Your query was an interesting one, though. In various cases, we drop type information at runtime, as it can be expensive to decorate all newly generated sequences with the correct type. As a result, the type of your function arguments is verified every time the function is called, and this takes additional time.
But as it’s always recommendable to declare types, and as this is not the first time that this is chasing me, I had some more thoughts, and I have found a good answer on how to improve generally typing at runtime! You can already be sure that your query will benefit from the upcoming optimizations, i.e., with BaseX 9.2.

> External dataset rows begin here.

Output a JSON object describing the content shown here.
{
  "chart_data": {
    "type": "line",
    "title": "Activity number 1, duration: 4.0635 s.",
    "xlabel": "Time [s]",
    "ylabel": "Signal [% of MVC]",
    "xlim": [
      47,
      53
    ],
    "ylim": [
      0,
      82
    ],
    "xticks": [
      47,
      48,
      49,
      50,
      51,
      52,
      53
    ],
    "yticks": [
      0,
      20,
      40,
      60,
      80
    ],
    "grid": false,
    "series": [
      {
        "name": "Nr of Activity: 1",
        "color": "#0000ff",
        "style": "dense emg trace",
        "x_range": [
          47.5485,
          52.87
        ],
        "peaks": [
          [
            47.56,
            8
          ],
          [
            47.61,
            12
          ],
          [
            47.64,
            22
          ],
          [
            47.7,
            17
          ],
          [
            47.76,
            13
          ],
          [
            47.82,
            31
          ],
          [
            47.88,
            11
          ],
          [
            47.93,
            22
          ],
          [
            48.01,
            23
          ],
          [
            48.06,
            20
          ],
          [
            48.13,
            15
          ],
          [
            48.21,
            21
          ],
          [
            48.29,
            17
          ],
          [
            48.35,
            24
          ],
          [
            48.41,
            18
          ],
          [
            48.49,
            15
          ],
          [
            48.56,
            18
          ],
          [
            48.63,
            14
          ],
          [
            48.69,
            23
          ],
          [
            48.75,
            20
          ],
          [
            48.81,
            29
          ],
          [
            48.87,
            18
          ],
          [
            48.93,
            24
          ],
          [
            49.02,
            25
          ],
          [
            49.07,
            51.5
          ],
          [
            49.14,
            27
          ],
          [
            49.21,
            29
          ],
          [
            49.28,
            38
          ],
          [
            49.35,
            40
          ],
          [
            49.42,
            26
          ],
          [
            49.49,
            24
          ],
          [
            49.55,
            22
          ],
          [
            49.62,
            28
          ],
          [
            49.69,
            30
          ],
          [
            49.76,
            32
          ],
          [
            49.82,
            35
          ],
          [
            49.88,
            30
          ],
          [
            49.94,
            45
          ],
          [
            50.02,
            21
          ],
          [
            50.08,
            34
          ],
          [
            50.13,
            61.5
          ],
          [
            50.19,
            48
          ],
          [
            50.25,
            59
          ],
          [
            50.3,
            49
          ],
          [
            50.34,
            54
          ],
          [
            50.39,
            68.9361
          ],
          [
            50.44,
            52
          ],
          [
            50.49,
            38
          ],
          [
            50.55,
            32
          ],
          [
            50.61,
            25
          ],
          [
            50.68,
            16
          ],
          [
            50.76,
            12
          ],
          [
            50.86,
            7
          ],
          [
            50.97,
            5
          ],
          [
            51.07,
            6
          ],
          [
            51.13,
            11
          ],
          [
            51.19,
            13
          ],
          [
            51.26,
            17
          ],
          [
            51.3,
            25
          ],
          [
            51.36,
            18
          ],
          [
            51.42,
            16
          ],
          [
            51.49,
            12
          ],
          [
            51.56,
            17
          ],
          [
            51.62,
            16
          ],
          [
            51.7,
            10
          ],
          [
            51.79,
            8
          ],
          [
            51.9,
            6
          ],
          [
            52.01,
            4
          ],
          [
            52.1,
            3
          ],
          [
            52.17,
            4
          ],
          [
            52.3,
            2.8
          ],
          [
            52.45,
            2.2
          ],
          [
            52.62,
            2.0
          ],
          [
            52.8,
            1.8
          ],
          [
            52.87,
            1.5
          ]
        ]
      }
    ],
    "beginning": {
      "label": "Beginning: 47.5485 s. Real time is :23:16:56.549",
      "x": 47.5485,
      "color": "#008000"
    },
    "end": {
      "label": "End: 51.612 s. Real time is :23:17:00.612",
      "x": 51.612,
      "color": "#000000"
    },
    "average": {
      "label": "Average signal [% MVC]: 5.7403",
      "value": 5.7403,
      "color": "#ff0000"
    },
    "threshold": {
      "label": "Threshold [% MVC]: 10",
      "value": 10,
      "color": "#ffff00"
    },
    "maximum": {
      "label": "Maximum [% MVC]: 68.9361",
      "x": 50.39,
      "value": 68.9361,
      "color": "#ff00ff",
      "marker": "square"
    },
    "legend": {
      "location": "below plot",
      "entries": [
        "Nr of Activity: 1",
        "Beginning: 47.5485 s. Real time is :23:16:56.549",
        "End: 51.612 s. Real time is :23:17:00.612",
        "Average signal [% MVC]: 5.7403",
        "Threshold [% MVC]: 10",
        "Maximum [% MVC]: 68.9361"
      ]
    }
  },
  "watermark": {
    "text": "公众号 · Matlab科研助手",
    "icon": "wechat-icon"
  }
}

You may be interested in my https://github.com/rhdunn/xquery-intellij-plugin/blob/master/docs/XQuery%20I... document. It is the result of previous investigations in supporting static type analysis in my XQuery plugin. Specifically: 1. 3.2.1 Item Type Union -- computing the best matching union type of two item types. 2. 3.2.2 Sequence Type Union -- computing the union of two sequences for use in disjoint expressions such as the if and else branches of an IfExpr. 3. 3.2.3 Sequence Type Addition -- computing the resulting type that best matches an Expr.
The advantage of this is that the type information can be computed at compile time.

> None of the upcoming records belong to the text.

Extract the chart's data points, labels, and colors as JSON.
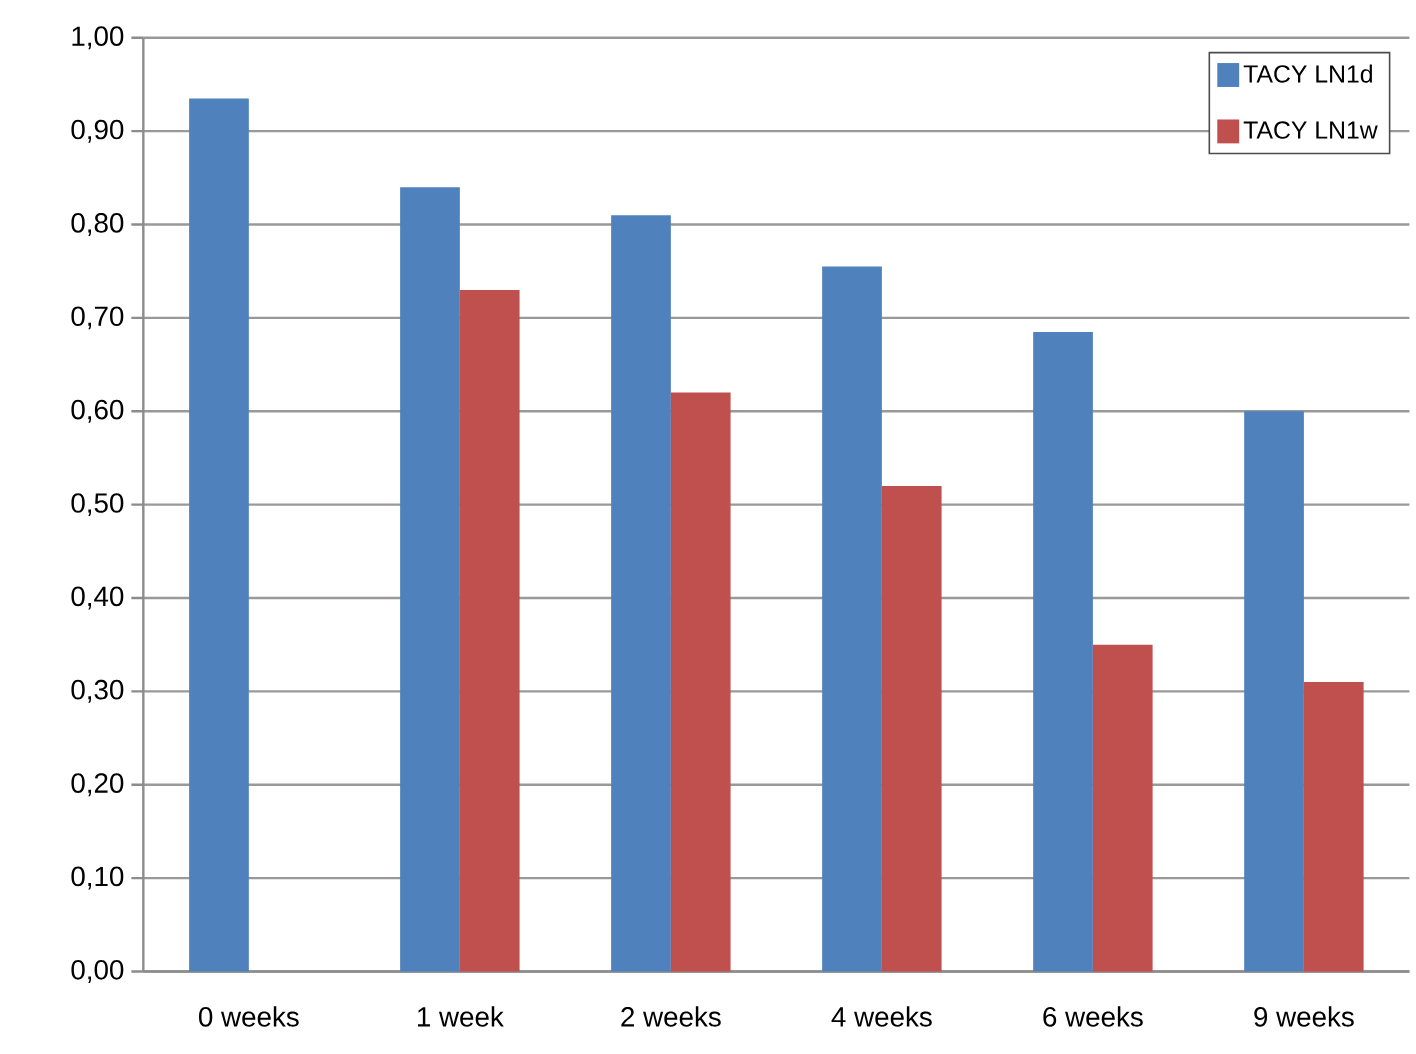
{
  "chart_data": {
    "type": "bar",
    "categories": [
      "0 weeks",
      "1 week",
      "2 weeks",
      "4 weeks",
      "6 weeks",
      "9 weeks"
    ],
    "series": [
      {
        "name": "TACY LN1d",
        "color": "#4f81bd",
        "values": [
          0.935,
          0.84,
          0.81,
          0.755,
          0.685,
          0.6
        ]
      },
      {
        "name": "TACY LN1w",
        "color": "#c0504d",
        "values": [
          null,
          0.73,
          0.62,
          0.52,
          0.35,
          0.31
        ]
      }
    ],
    "ylim": [
      0,
      1
    ],
    "yticks": [
      {
        "value": 0,
        "label": "0,00"
      },
      {
        "value": 0.1,
        "label": "0,10"
      },
      {
        "value": 0.2,
        "label": "0,20"
      },
      {
        "value": 0.3,
        "label": "0,30"
      },
      {
        "value": 0.4,
        "label": "0,40"
      },
      {
        "value": 0.5,
        "label": "0,50"
      },
      {
        "value": 0.6,
        "label": "0,60"
      },
      {
        "value": 0.7,
        "label": "0,70"
      },
      {
        "value": 0.8,
        "label": "0,80"
      },
      {
        "value": 0.9,
        "label": "0,90"
      },
      {
        "value": 1,
        "label": "1,00"
      }
    ],
    "grid": "y",
    "legend": "top right"
  }
}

I was able to get a basic prototype implementation working for some expressions, and have tested the logic for the rules in that document. I haven't worked on this recently, as I have been adding other features to my plugin.
Kind regards, Reece
Due to this, and due to some other minor optimizations that are still
in progress, we decided to delay the release until beginning of next week.
Cheers Christian
On Thu, Apr 11, 2019 at 12:10 AM Chuck Bearden cfbearden@gmail.com wrote:
BaseX is a great tool for analyzing & characterizing large amounts of XML data. I have used it both at work and on personal projects. I hope the following observation is useful.

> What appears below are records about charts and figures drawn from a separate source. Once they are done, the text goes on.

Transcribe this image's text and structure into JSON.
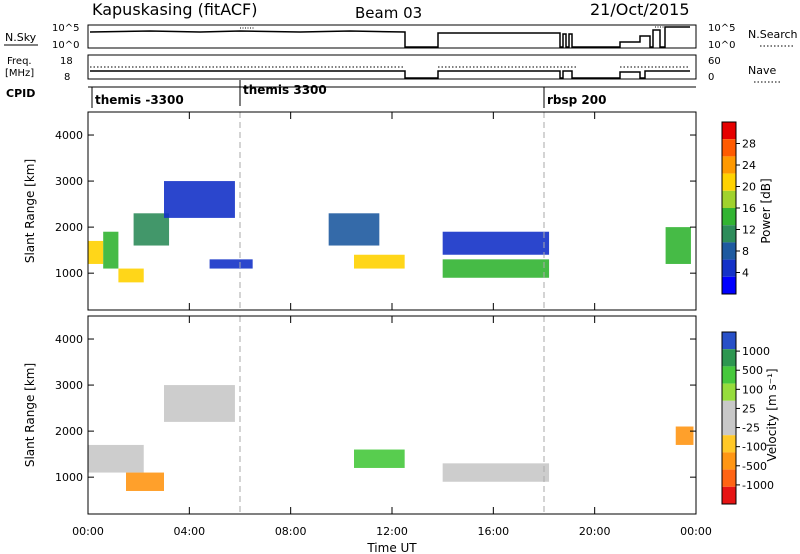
{
  "header": {
    "station": "Kapuskasing (fitACF)",
    "beam": "Beam 03",
    "date": "21/Oct/2015"
  },
  "nsky_panel": {
    "left_label": "N.Sky",
    "right_label": "N.Search",
    "left_ticks": [
      "10^5",
      "10^0"
    ],
    "right_ticks": [
      "10^5",
      "10^0"
    ]
  },
  "freq_panel": {
    "left_label_line1": "Freq.",
    "left_label_line2": "[MHz]",
    "right_label": "Nave",
    "left_ticks": [
      "18",
      "8"
    ],
    "right_ticks": [
      "60",
      "0"
    ]
  },
  "cpid": {
    "label": "CPID",
    "segments": [
      {
        "name": "themis -3300",
        "start_hour": 0.0
      },
      {
        "name": "themis 3300",
        "start_hour": 6.0
      },
      {
        "name": "rbsp 200",
        "start_hour": 18.0
      }
    ]
  },
  "power_panel": {
    "ylabel": "Slant Range [km]",
    "colorbar_label": "Power [dB]",
    "colorbar_ticks": [
      "28",
      "24",
      "20",
      "16",
      "12",
      "8",
      "4"
    ],
    "colorbar_colors": [
      "#e60000",
      "#ff5a00",
      "#ff9900",
      "#ffd200",
      "#a0d22d",
      "#32b432",
      "#2d8c5a",
      "#1e5aa0",
      "#1432c8",
      "#0000ff"
    ]
  },
  "velocity_panel": {
    "ylabel": "Slant Range [km]",
    "colorbar_label": "Velocity [m s⁻¹]",
    "colorbar_ticks": [
      "1000",
      "500",
      "100",
      "25",
      "-25",
      "-100",
      "-500",
      "-1000"
    ],
    "colorbar_colors": [
      "#2850c8",
      "#2d9650",
      "#46c83c",
      "#96dc3c",
      "#c8c8c8",
      "#c8c8c8",
      "#ffc828",
      "#ff9614",
      "#ff6414",
      "#e61414"
    ]
  },
  "x_axis": {
    "label": "Time UT",
    "tick_labels": [
      "00:00",
      "04:00",
      "08:00",
      "12:00",
      "16:00",
      "20:00",
      "00:00"
    ]
  },
  "chart_data": {
    "type": "heatmap",
    "x_range_hours": [
      0,
      24
    ],
    "y_range_km": [
      200,
      4500
    ],
    "y_ticks_km": [
      1000,
      2000,
      3000,
      4000
    ],
    "x_ticks_hours": [
      0,
      4,
      8,
      12,
      16,
      20,
      24
    ],
    "data_gaps_hours": [
      [
        12.5,
        13.8
      ],
      [
        19.1,
        21.9
      ]
    ],
    "power_regions": [
      {
        "t0": 0.0,
        "t1": 0.6,
        "r0": 1200,
        "r1": 1700,
        "db": 20
      },
      {
        "t0": 0.6,
        "t1": 1.2,
        "r0": 1100,
        "r1": 1900,
        "db": 14
      },
      {
        "t0": 1.2,
        "t1": 2.2,
        "r0": 800,
        "r1": 1100,
        "db": 22
      },
      {
        "t0": 1.8,
        "t1": 3.2,
        "r0": 1600,
        "r1": 2300,
        "db": 12
      },
      {
        "t0": 3.0,
        "t1": 5.8,
        "r0": 2200,
        "r1": 3000,
        "db": 6
      },
      {
        "t0": 4.8,
        "t1": 6.5,
        "r0": 1100,
        "r1": 1300,
        "db": 6
      },
      {
        "t0": 10.5,
        "t1": 12.5,
        "r0": 1100,
        "r1": 1400,
        "db": 20
      },
      {
        "t0": 9.5,
        "t1": 11.5,
        "r0": 1600,
        "r1": 2300,
        "db": 8
      },
      {
        "t0": 14.0,
        "t1": 18.2,
        "r0": 900,
        "r1": 1300,
        "db": 16
      },
      {
        "t0": 14.0,
        "t1": 18.2,
        "r0": 1400,
        "r1": 1900,
        "db": 6
      },
      {
        "t0": 22.8,
        "t1": 23.8,
        "r0": 1200,
        "r1": 2000,
        "db": 14
      }
    ],
    "velocity_regions": [
      {
        "t0": 0.0,
        "t1": 2.2,
        "r0": 1100,
        "r1": 1700,
        "v": 0
      },
      {
        "t0": 1.5,
        "t1": 3.0,
        "r0": 700,
        "r1": 1100,
        "v": -300
      },
      {
        "t0": 3.0,
        "t1": 5.8,
        "r0": 2200,
        "r1": 3000,
        "v": 0
      },
      {
        "t0": 10.5,
        "t1": 12.5,
        "r0": 1200,
        "r1": 1600,
        "v": 150
      },
      {
        "t0": 14.0,
        "t1": 18.2,
        "r0": 900,
        "r1": 1300,
        "v": 0
      },
      {
        "t0": 23.2,
        "t1": 23.9,
        "r0": 1700,
        "r1": 2100,
        "v": -300
      }
    ]
  }
}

When I define a function that recurs over a sequence of elements in order to build a map of element name counts, I find that when I specify the type of the element sequence as 'element()*', the function runs so slowly that I give up after 5 minutes or so. But when I specify the type as 'item()*', it finishes in 40 seconds or less. Here's an example:
-----begin code snippet----- declare namespace local="w00fw00f"; declare function local:count($elems as element()*, $elem_counts as
map(*))
as
map(*) {
let $elem := head($elems), $elem_name := $elem/name(), $elems_new := tail($elems), $elem_name_count := if (map:contains($elem_counts, $elem_name)) then map:get($elem_counts, $elem_name) + 1 else 1, $elem_counts_new := map:put($elem_counts, $elem_name,
$elem_name_count)
return if (count($elems_new) = 0) then $elem_counts_new else local:count($elems_new, $elem_counts_new)
};
let $coll := collection('pure_20190402'), $elems := $coll/result/items/*, $elem_names_map := local:count($elems, map {}) return json:serialize($elem_names_map, map {'format' : 'xquery'}) -----end code snippet-----
In the function declaration, changing "$elems as element()*" to "$elems as item()*" makes the difference in performance. Replacing the JSON serialization with a standard XML one does not change the performance. I am running BaseX 9.1.2 under Ubuntu 16.04.6.
All the best, Chuck Bearden